Reel sektörün morali biraz olsun düzeliyordu ki...

Alaattin AKTAŞ EKO ANALİZ

- Reel sektörde aralık ayında doruğa tırmanan olumsuzluk ve karamsarlık, yerini ocakta daha iyimser bir havaya bıraktı.

- Sanayi ocakta görülmedik bir darboğaz yaşarken bu iyimserlik dalgasının nedeni ne olabilir ki? Yanıt, Merkez Bankası'nın bu istatistikleri oluşturma zamanlamasında gizli...

- Domino taşlarının yıkılması gibi bir etki doğacak ve şubatta yeniden muhtemelen kara bir tablo çizilecek.

Ne zaman ki Merkez Bankası faizini indirme sürecine girildi; ekonomide tüm dengeler temelinden sarsılmaya başladı. Sözüm ona faiz indirimine gitmiştik ama piyasada tüm faizler yükselme eğilimi içine girdi. Başlangıçta düşer gibi olan mevduat faizi de yükseldi; kredi faizi de aynı şekilde yukarı gitti; hele Hazine, eylül öncesindeki borçlanma faizini mumla arar hale geldi.              

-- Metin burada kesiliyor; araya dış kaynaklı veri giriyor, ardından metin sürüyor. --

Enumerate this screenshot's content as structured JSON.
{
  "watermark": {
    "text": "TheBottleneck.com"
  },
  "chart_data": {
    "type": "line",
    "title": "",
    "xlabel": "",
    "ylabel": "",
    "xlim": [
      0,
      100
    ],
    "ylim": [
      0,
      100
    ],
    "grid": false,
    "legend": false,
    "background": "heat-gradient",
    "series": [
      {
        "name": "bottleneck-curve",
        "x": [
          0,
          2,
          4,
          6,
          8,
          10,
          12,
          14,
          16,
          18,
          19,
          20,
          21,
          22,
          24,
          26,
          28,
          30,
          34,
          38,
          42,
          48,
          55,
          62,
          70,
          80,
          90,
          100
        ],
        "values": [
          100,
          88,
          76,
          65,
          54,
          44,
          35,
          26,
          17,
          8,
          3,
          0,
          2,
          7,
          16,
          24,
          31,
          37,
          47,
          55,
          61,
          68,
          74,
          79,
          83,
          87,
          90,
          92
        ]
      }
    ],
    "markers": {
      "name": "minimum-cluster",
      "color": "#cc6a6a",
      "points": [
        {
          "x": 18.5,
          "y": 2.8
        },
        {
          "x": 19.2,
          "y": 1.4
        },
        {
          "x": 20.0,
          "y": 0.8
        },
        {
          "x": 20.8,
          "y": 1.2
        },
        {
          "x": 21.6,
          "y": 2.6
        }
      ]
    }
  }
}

Finansal piyasalar böylesine sarsıntı yaşarken reel sektörün bundan etkilenmemesi düşünülebilir miydi... Merkez Bankası’nın iktisadi yönelim istatistikleri kapsamındaki bazı veriler beklentilerin ne kadar bozulduğunu ortaya koydu. Reel sektör kuruluşlarının eylülde yüzde 35’i gelecek üç ayda satış fiyatlarını artıracağını söylerken, aralık ayına geldiğimizde bu oran tam yüzde 60’a çıktı.

Reel sektör kuruluşları, “Sanayi dalınızdaki gidişat nasıl” sorusuna eylül ayında yüzde 11 iyi, yüzde 12 kötü yanıtı vermişti. Yani bir denge vardı. Aralık ayında ise iyi diyenlerin oranı yüzde 6’ya düşerken, gidişatın kötü olduğunu belirtenlerin oranı yüzde 29’u aştı.

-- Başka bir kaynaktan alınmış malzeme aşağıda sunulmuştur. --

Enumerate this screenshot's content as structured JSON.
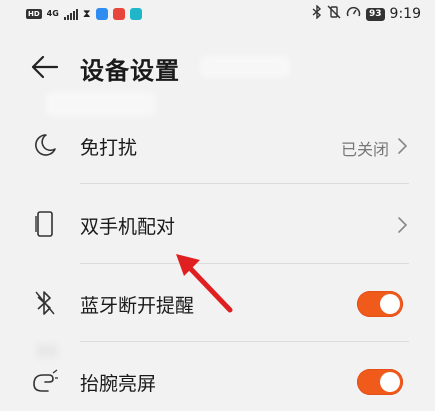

Ocak ayında hızlı iyileşme oldu

Aralık ayında zirveye çıkan olumsuzluk ve karamsarlık, ocak ayında hızlı bir şekilde tersine döndü. Önümüzdeki üç ayda satış fiyatını artıracağını belirten işyerlerinin oranı yüzde 51’e indi.          

Aynı şekilde sanayi dalındaki genel gidişata ilişkin beklentilerde de olumlu yönde gelişme oldu. Grafikte de izlenebileceği gibi yengeç kıskacına benzer bir durum oluştu. Gidişat kötü diyenlerin oranı yüzde 29’dan yüzde 21’e inerken, gidişat iyi diyenlerin oranı yüzde 6’dan yüzde 10’a yükseldi.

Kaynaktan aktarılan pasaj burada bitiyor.